The final stages in the life of this remarkable man had one redeeming note only. His illegitimate son Geoffrey had come over to France to be beside him. They rode stirrup to stirrup, and the son did everything in his power to raise the spirits of the sick monarch. He tried to anticipate his wants and to take all responsibilities on his own shoulders.

Richard pursued them from Le Mans. He had set out in such haste that he was without armor. Overtaking the English rear guard, he suddenly realized that he had outridden his own men and that the English marshal was in a position to either kill him or take him prisoner. Reining in sharply, he called attention to the fact that he was without his hauberk.

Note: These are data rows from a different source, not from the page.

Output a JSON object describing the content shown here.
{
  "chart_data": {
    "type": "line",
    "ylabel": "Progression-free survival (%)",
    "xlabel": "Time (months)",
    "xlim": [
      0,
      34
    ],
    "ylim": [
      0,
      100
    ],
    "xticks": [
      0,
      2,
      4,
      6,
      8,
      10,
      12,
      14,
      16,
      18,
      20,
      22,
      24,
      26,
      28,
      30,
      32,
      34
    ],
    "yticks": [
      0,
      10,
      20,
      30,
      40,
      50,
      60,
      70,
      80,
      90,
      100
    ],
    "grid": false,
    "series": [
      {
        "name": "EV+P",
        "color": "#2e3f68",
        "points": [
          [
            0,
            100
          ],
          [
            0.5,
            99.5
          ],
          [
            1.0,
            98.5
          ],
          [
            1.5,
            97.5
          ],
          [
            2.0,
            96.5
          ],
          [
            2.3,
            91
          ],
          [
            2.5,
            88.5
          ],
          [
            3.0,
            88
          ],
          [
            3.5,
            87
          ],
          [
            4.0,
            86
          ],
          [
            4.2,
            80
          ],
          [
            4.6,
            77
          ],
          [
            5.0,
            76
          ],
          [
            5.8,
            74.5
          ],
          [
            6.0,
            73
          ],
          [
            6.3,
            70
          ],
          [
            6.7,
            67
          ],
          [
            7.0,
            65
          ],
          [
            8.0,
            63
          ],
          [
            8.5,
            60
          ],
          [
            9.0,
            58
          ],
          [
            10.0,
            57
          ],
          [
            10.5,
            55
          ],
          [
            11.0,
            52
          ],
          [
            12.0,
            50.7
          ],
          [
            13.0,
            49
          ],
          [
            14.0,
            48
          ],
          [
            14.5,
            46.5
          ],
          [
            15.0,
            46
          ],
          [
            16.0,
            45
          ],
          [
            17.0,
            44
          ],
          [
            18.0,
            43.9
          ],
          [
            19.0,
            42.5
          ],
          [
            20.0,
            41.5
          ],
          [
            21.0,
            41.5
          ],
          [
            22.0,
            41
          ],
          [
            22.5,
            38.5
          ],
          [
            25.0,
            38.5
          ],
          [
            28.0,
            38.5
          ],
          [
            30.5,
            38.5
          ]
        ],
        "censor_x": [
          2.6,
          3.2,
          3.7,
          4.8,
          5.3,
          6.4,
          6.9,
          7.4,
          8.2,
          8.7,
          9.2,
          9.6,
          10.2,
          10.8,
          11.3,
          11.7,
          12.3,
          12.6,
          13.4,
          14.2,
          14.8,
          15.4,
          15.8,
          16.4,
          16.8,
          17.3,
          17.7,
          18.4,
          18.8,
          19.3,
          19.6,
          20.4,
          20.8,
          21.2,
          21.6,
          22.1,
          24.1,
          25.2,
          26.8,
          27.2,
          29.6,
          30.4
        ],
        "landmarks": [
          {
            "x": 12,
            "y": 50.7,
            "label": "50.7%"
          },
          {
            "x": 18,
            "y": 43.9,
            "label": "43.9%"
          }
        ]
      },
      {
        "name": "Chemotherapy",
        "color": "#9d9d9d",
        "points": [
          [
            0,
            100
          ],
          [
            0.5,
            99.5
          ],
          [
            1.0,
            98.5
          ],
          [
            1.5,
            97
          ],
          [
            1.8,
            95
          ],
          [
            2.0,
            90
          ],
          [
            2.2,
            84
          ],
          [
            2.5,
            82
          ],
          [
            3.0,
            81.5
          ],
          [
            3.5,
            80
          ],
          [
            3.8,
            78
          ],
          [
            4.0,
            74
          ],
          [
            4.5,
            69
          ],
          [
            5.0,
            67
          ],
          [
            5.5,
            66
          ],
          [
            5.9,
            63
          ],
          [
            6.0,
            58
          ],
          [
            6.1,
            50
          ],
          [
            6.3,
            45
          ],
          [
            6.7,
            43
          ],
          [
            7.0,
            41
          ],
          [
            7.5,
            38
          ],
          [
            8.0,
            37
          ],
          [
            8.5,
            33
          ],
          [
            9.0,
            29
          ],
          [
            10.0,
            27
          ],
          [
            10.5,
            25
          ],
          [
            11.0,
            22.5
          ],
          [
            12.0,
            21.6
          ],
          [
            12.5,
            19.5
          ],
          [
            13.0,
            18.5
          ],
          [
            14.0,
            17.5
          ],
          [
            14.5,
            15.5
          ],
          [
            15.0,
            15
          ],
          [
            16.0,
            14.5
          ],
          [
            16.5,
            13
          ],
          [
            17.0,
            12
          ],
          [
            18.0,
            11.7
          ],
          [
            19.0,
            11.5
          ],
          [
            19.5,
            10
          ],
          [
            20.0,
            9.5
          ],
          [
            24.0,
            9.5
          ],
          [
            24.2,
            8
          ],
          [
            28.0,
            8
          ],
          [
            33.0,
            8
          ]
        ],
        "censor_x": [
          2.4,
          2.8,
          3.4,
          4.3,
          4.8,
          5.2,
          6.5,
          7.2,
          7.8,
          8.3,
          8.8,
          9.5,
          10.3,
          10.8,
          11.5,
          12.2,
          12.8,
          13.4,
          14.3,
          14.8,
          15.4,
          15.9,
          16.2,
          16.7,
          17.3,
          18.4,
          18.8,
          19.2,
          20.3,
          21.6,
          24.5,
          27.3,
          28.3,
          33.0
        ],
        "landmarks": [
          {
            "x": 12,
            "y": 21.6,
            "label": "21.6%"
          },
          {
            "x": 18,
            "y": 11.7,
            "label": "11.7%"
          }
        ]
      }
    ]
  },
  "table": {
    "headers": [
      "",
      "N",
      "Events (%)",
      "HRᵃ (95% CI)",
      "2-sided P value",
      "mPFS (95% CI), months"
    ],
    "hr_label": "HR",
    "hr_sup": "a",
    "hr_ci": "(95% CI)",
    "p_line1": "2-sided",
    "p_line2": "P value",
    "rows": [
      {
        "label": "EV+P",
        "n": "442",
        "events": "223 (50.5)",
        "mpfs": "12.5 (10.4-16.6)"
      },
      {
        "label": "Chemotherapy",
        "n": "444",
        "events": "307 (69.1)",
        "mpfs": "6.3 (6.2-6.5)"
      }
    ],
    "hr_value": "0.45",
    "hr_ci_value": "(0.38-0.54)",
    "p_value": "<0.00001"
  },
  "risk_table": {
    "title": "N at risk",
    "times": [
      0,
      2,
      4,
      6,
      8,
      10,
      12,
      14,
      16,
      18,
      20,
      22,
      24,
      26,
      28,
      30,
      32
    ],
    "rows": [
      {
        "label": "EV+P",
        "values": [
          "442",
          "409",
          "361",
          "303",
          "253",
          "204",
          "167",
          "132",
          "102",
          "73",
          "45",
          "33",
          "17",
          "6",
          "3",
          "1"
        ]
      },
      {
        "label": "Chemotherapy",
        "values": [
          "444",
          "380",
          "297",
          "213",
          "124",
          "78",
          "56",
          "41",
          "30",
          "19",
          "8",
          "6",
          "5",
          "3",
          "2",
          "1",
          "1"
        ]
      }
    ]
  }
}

William the Marshal lacked the resolution of Joab, that stout Hebrew warrior who disregarded David’s orders and drove his darts into the suspended form of Absalom. Much as he would have preferred to end the family strife by killing the prince, he launched his lance instead into the neck of Richard’s horse and turned to ride away.

“I leave
you
to the devil!” he said.

Keep this knight William Marshal in mind. He will play a great part in later events.

By nightfall the royal party was close to the borders of Normandy, and Geoffrey urged his father to ride on to safety. But the old lion was recovering some of his former resolution. He said no, he would stay where he was for the night and in the morning he would strike back for Anjou. Anjou was his own country, he declared, and nothing could compel him to abandon it. Geoffrey, in a panic, pointed out that to reach his Angevin provinces he would have to ride through territory now in the hands of the French. He would be killed or captured if he attempted anything as foolhardy as that. Henry’s answer to his son was an order to ride on into Normandy himself and to raise whatever forces he could. He was to come back as soon as possible, and in the meantime the King would stay where he was.